Chicago-Kent wins second place at the national finals of the 2016 Saul Lefkowitz Moot Court Competition
Team honored with second-place awards for best brief and best oral argument
Stephanie Crigler and Kenneth Matuszewski, third-year students at Chicago-Kent College of Law at Illinois Tech, won second place at the national finals of the 25th annual Saul Lefkowitz Moot Court Competition, held March 12 at the U.S. Court of Appeals for the Federal Circuit in Washington, D.C.
Along with their second-place finish, the team received second-place awards for best brief and best oral advocate. The judging panel praised Crigler and Matuszewski for using a daring real-world strategy during oral arguments.
At this year's competition, students argued a timely hypothetical appeal involving a trademark dispute between a Cuban company and a Dominican company that both sell cigars named for the same town in Cuba. Chicago-Kent entered the national round as Midwest regional champions.

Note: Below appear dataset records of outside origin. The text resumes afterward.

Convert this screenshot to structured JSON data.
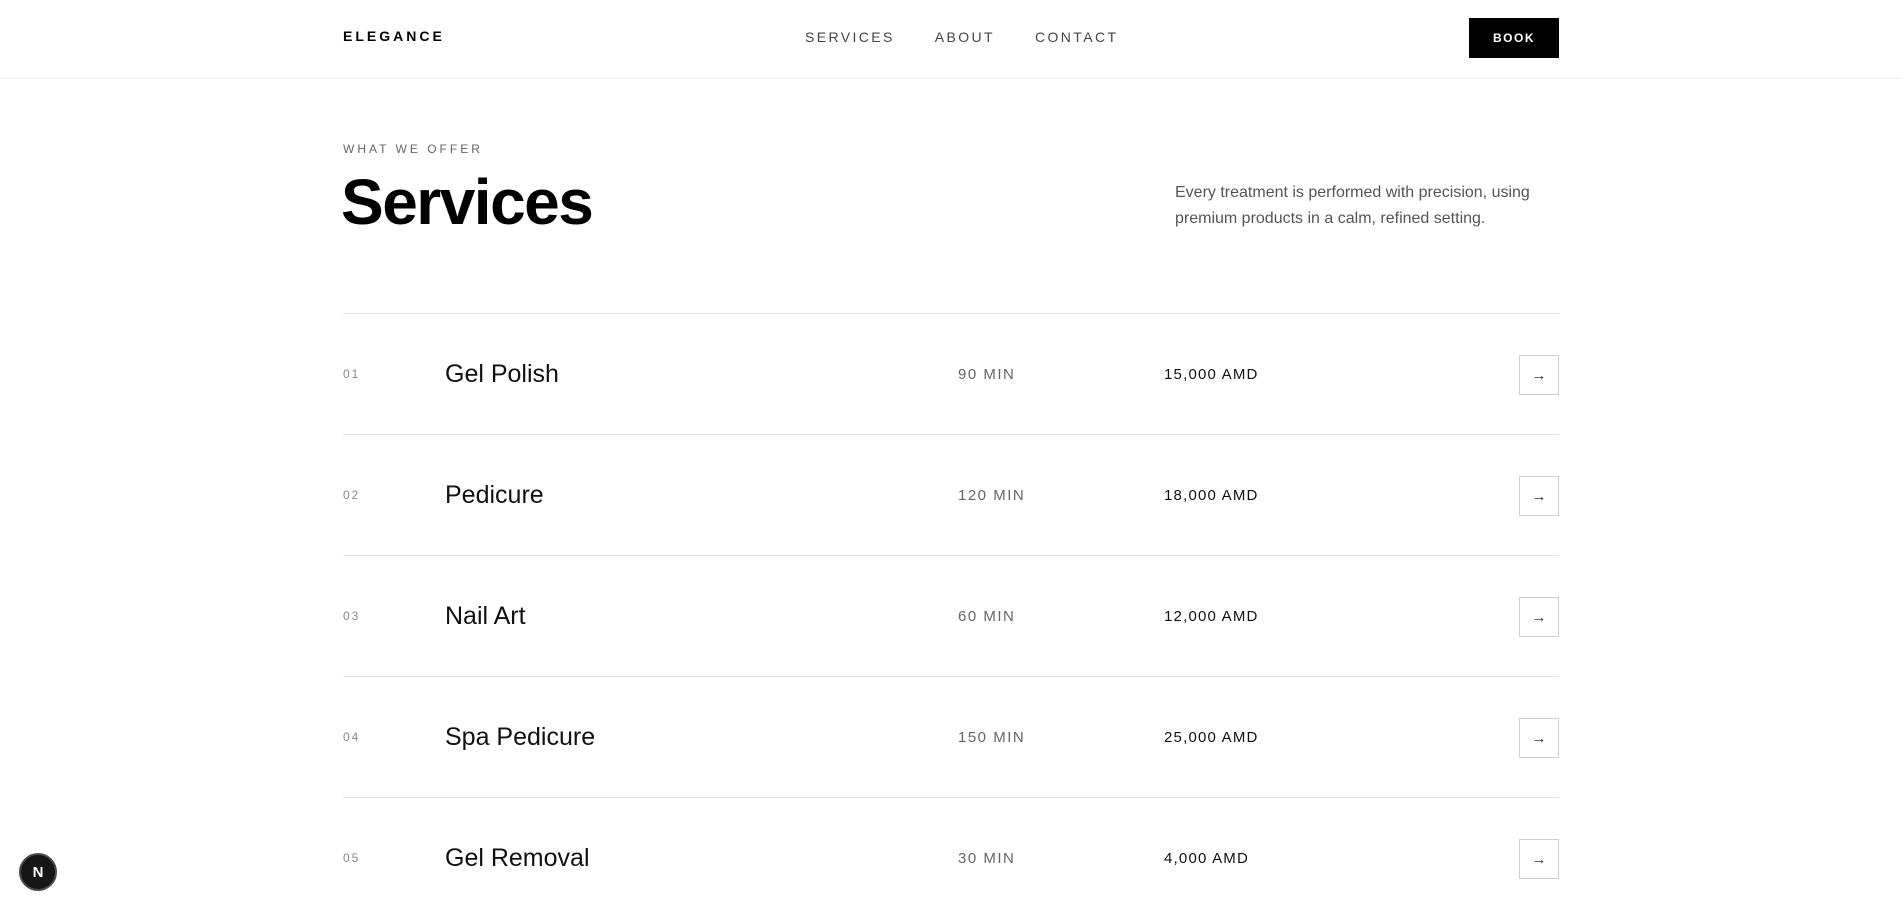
{
  "header": {
    "brand": "ELEGANCE",
    "nav": [
      {
        "label": "SERVICES"
      },
      {
        "label": "ABOUT"
      },
      {
        "label": "CONTACT"
      }
    ],
    "book_label": "BOOK"
  },
  "intro": {
    "eyebrow": "WHAT WE OFFER",
    "title": "Services",
    "description": "Every treatment is performed with precision, using premium products in a calm, refined setting."
  },
  "services": [
    {
      "num": "01",
      "name": "Gel Polish",
      "duration": "90 MIN",
      "price": "15,000 AMD",
      "arrow": "→"
    },
    {
      "num": "02",
      "name": "Pedicure",
      "duration": "120 MIN",
      "price": "18,000 AMD",
      "arrow": "→"
    },
    {
      "num": "03",
      "name": "Nail Art",
      "duration": "60 MIN",
      "price": "12,000 AMD",
      "arrow": "→"
    },
    {
      "num": "04",
      "name": "Spa Pedicure",
      "duration": "150 MIN",
      "price": "25,000 AMD",
      "arrow": "→"
    },
    {
      "num": "05",
      "name": "Gel Removal",
      "duration": "30 MIN",
      "price": "4,000 AMD",
      "arrow": "→"
    }
  ],
  "dev_badge": {
    "label": "N",
    "icon": "nextjs-logo-icon"
  },
  "colors": {
    "accent": "#000000",
    "background": "#ffffff",
    "divider": "#e5e5e5"
  }
}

Team member Stephanie Crigler, a third-year student, earned a bachelor's degree in government from Georgetown University. Teammate Kenneth Matuszewski, also a third-year student, studied biological sciences and Spanish at the University of Notre Dame.
Alumna Ashly I. Boesche '04, a partner at Pattishall McAuliffe, coached the team, with help from Professor Edward Lee, director of Chicago-Kent's Program in Intellectual Property Law, and Professor Kent Streseman, director of the law school's Ilana Diamond Rovner Program in Appellate Advocacy, as well as attorney Sarah Aagaard '14 and third-year students David Mucci and Eliot Gusdorf.
Established in 1990 by the International Trademark Association, the competition is named for the late Saul Lefkowitz, former chairman of the Trademark Trial and Appeal Board of the U.S. Patent and Trademark Office, to honor his contributions to the development of trademark law and to the education of the trademark bar.
Chicago-Kent currently offers a J.D. certificate program in intellectual property law and in 2002 became the first American law school to offer a one-year LL.M. degree in international intellectual property law. U.S. News & World Report currently ranks Chicago Kent's Program in Intellectual Property Law seventh in the nation.